Si può concludere dicendo che lo scrittore parte da un inizio di presentazione della vita dei personaggi e del periodo storico in cui vivono, costruendo intorno ad essi vicende dentro le quali si viene proiettati man mano, auspicandosi quanto prima il desiderio di conoscerne la fine.
 

Un amico


In questo romanzo Giacomo Ferretti ripercorre le vicende di Flora, del marito Bruno Arcaldi e dei figli Ayron e Jenny. Senza accorgersi ci si ritrova all'interno d'un gioco spietato dove a dominare è il destino che riserva sempre il suo conto da pagare.
C'è sempre qualcosa che impedisce di realizzare i propri sogni e tutti devono fare attenzione a muoversi sul palcoscenico della vita.
Con una scrittura tremendamente sincera, l'Autore scruta nelle pieghe dei protagonisti, nella perdita delle certezze, nei significati del presente e nei rifugi provvisori di oscure rivelazioni: in una sequenza infinita di tracce che conducono a disvelare le immagini e le intuizioni fino all'ultimo mette sul piatto della vita le sensoriali invenzioni e la seducente fantasia narrativa.
 

Massimiliano Del Duca

 
 

 
Gli Arcaldi e il "controllore"


 Questo libro è un'opera di fantasia.
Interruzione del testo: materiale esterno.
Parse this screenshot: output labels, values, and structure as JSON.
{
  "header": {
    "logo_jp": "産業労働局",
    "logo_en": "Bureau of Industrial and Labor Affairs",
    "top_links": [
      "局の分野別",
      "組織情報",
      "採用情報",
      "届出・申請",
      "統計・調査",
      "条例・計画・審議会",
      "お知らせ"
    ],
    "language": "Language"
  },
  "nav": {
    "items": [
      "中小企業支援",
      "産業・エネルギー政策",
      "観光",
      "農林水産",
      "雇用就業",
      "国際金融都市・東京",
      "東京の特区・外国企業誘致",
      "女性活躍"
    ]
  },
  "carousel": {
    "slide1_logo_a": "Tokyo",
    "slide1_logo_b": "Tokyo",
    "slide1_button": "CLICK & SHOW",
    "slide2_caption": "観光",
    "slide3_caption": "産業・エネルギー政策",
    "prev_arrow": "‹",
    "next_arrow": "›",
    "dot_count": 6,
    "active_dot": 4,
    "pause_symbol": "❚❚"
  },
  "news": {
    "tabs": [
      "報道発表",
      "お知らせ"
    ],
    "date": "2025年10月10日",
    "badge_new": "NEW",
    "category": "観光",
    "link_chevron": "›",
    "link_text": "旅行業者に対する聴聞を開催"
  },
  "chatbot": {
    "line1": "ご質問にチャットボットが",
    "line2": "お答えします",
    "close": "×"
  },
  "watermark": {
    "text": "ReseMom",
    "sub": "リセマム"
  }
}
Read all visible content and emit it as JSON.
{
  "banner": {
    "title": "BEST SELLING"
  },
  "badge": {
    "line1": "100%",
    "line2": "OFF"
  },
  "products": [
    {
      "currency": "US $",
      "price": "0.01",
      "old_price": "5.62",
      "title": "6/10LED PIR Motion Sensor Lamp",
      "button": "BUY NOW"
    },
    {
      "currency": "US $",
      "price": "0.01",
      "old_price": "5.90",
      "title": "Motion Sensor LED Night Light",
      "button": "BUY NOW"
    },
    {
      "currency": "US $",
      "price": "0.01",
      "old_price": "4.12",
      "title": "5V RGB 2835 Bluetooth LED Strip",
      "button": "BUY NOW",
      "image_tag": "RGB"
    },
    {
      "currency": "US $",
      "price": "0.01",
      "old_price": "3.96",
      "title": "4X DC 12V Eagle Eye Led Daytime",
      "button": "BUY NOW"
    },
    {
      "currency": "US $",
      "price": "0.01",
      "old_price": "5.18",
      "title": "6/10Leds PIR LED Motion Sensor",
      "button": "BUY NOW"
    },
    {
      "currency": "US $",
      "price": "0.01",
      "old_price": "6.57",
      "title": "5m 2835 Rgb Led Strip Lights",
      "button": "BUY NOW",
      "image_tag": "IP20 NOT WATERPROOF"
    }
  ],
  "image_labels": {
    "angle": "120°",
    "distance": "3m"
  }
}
Nomi, personaggi, associazioni ed eventi sono frutto dell'immaginazione dell'autore o vengono usati in maniera fittizia, Qualsiasi somiglianza con persone reali vive o defuntem è assolutamente casuale.

Capitolo I
 
Nel racconto che sto per narrarvi il destino giunse puntualmente, su una lunga strada, nel corso degli eventi a testimoniare il formarsi della famiglia di Flora.
La famiglia visse parte della vita nella tranquilla Langhirano. Abitarono in una bella fattoria, situata sulle colline parmensi.
Flora Cestini, donna di indubbio valore morale, cattolica, cinquantaquattro anni, viveva nella tenuta con suo marito Bruno Arcaldi di sessantadue anni, colonnello dell'esercito, e due figli, Ayron e Jenny. A Flora, fin da piccola, la vita parve una sorta d'indovinello al quale dare delle risposte, ma non sempre le fu possibile. Studiò fino al terzo ginnasio dalle suore "Orsoline". Non si diplomò, dovette abbandonare gli studi per aiutare suo padre nella gestione del proprio bar. Quando sua madre si ammalò gravemente, il genitore le consigliò di abbandonare gli studi, non potendosi permettere di assumere del personale. Prese il posto della madre alla cassa e si occupò anche dell'amministrazione del locale. Per lei le giornate passavano monotone senza interesse.
Le persone che frequentavano il locale erano quelle con cui stabilisci solo un rapporto di formale cordialità, ad eccezione fatta per un gruppo di giovani con i quali fece amicizia. Ma alla lunga tale monotonia finì per annoiarla. Non le riuscì mai di terminare alcunché.
Nel momento in cui le pareva di aver raggiunto lo scopo prefisso, avveniva qualcosa che le impediva di realizzarlo. Così fece per la scuola, così fu per le amicizie e così fu per la vita lavorativa.
Le piaceva il ballo, andò a scuola per diventare ballerina di liscio. Nella terra emiliana erano numerosi i posti in cui si ballava il liscio, dalle classiche sale da ballo, ai tendoni da circo chiamate balere.
Era donna piacente, atletica, e dai modi raffinati. Da ragazza si mise in evidenza correndo i cento metri alle regionali per il suo liceo. Era animata da svariati interessi, dallo sport alla musica, alla cultura, e amava gli animali. Da lei prediletti erano i cavalli e i cani.
Aveva dodici anni quando scoppiò la seconda guerra. Di essa ebbe sempre un malinconico ricordo e degli sviluppi, lei e la madre, venivano informate dai comunicati di alcuni radiogiornali. Era conseguente che il loro pensiero s'involasse nel ricordo del genitore, Paride Cestini, quando dovette partire perché richiamato.
Il padre si sposò giovane, all'età di diciotto anni (1927).
Flora, figlia unica, adorava suo padre, vi era attaccata per una questione genetica e per le affinità che li legavano.
Sua madre, quando Paride partì, si trasferì nel convento dove già studiava Flora e, per non essere di peso, aiutava le suore a sbrigare le varie faccende.
 
Paride venne richiamato alle armi alla metà del 1940, destinazione Bulgaria. In un conflitto a fuoco venne ferito e catturato, dai tedeschi, con altri cinque militari. Con i militari fatti prigionieri, da lì a poco tempo cercò di scappare dal campo di concentramento. Vennero immediatamente ripresi, processati e condannati a morte.
Il giorno dell'esecuzione, i sei militari italiani vennero fatti salire su una gigantesca zattera, dove si trovavano alcuni militari tedeschi. Due soldati, con una spinta, fecero cadere in acqua un militare alla volta e poi gli spararono raffiche di mitra.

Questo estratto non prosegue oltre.